La nadadora número uno del ranking mexicano en nado mariposa Diana Luna, tiene la esperanza de que se se hagan los Juegos Olímpicos en Tokio, aunque sea a puerta cerrada para competir y darle al país una medalla, en éstos meses previos a la justa veraniega, considera con la experiencia acumulada en su trayectoria deportiva, volverá a dar la marca para competir.

En ésta época de pandemia no le fue fácil encontrar alberca para entrenar, ha tenido el entrenamiento en tierra, trabajar en el gimnasio es más sencillo, no obstante ha podido complementar el cronometraje y compensar con más ejercicio.

Diana empezó a nadar desde los cuatro años de edad, afición que sus padres y sus hermanos tienen, creció en un entorno acuático, la natación siempre la ha mantenido activa y saludable, le quita el estrés, el enojo. Desde pequeña le ha gustado plantearse metas, desde su compañerita de al lado, hasta con nadadoras de otros estados y otros países. «Siempre es satisfactorio el viajar a competencias y darse cuenta que con trabajo y disciplina mejora una misma», expresó.

En su niñez cerca de casa estaba una alberca de 50 metros, ahí pasó momentos muy agradables, desde esa época su especialidad fue el nado mariposa.

Fisiatra de profesión, alterna su actividad laboral con sus entrenamientos, como lo hacía cuando era estudiante, ese ritmo de vida para hacer ambas cosas llenan su vida. Por ejemplo ahora con la pandemia, atiende algunos pacientes terapias pulmonares, aquellas personas que tuvieron Covid-19 con secuelas en las vías respiratorias.

Para 2021 no hay aún una fecha definida de competencias, la Federación Mexicana de Natación no ha dado ninguna información de algún evento en México por lo que buscará algo en el extranjero.

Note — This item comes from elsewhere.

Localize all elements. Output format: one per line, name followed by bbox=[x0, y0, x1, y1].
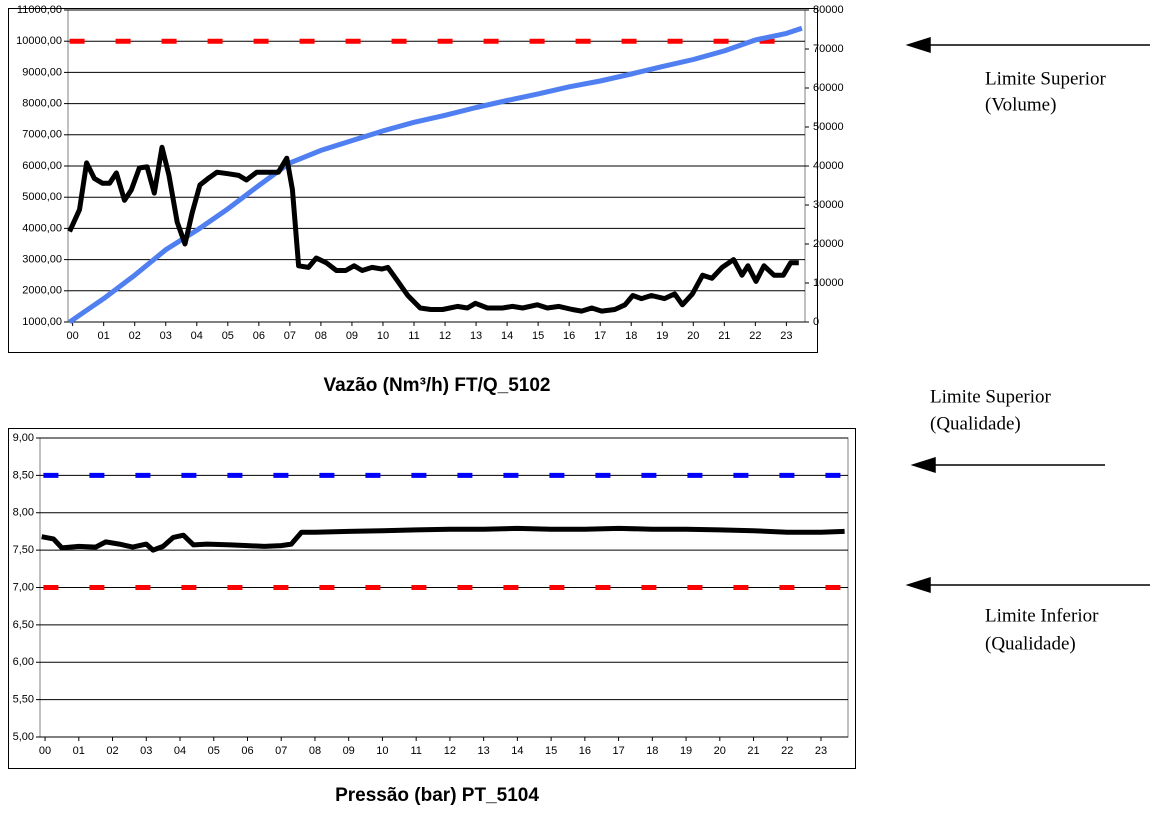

De ahí definirá las cargas de entrenamiento que le permita dar la marca…. la ilusión de Juegos Olímpicos sigue ahí en su corazón.

TIEMPOS
Quizá busque junto con su entrenador Eduardo Gutiérrez competir fuera de México, tal vez en Perú o en algún otro lado, porque en esos países ya tienen competencias, entonces, solo sería ver una en abril y otra en mayo, pero sí sería fuera del país”. 

De acuerdo con los criterios de clasificación a la máxima justa deportiva, impuestos por la Federación Internacional de Natación (FINA), la marca requerida en los 200 metros mariposa es de 2:08.43, por cual, Luna Sánchez trabaja intensamente para cumplir con el tiempo. 

“Estoy a tres segundos de la marca requerida; trabajo con mi entrenador, hago dos horas, de lunes a sábado, en la alberca y en tierra trato el fortalecimiento del cuerpo”. 

Normalmente en marzo y abril empezaban los selectivos en México. En abril y mayo solían ser las competencias en otros países. Las estadounidenses siempre llevan la delantera, también las argentinas y canadienses son rivales a vencer. Reconoce que a la natación mexicana le falta mucho por mejorar, generalmente se ubican entre el lugar 30 y el 40, sin embargo hay mejoría porque nunca antes se habían tenido tantas medallas en Juegos Panamericanos y Centroamericanos en las ediciones más recientes. En el ámbito estatal Puebla también creció, ya está entre los primeros diez lugares nacionales, otros estados como Veracruz han disminuido su nivel. En número de nadadores también hay más, hace pocos años no eran más de 30 los que acudían a competir, ahora son entre 60 y 70.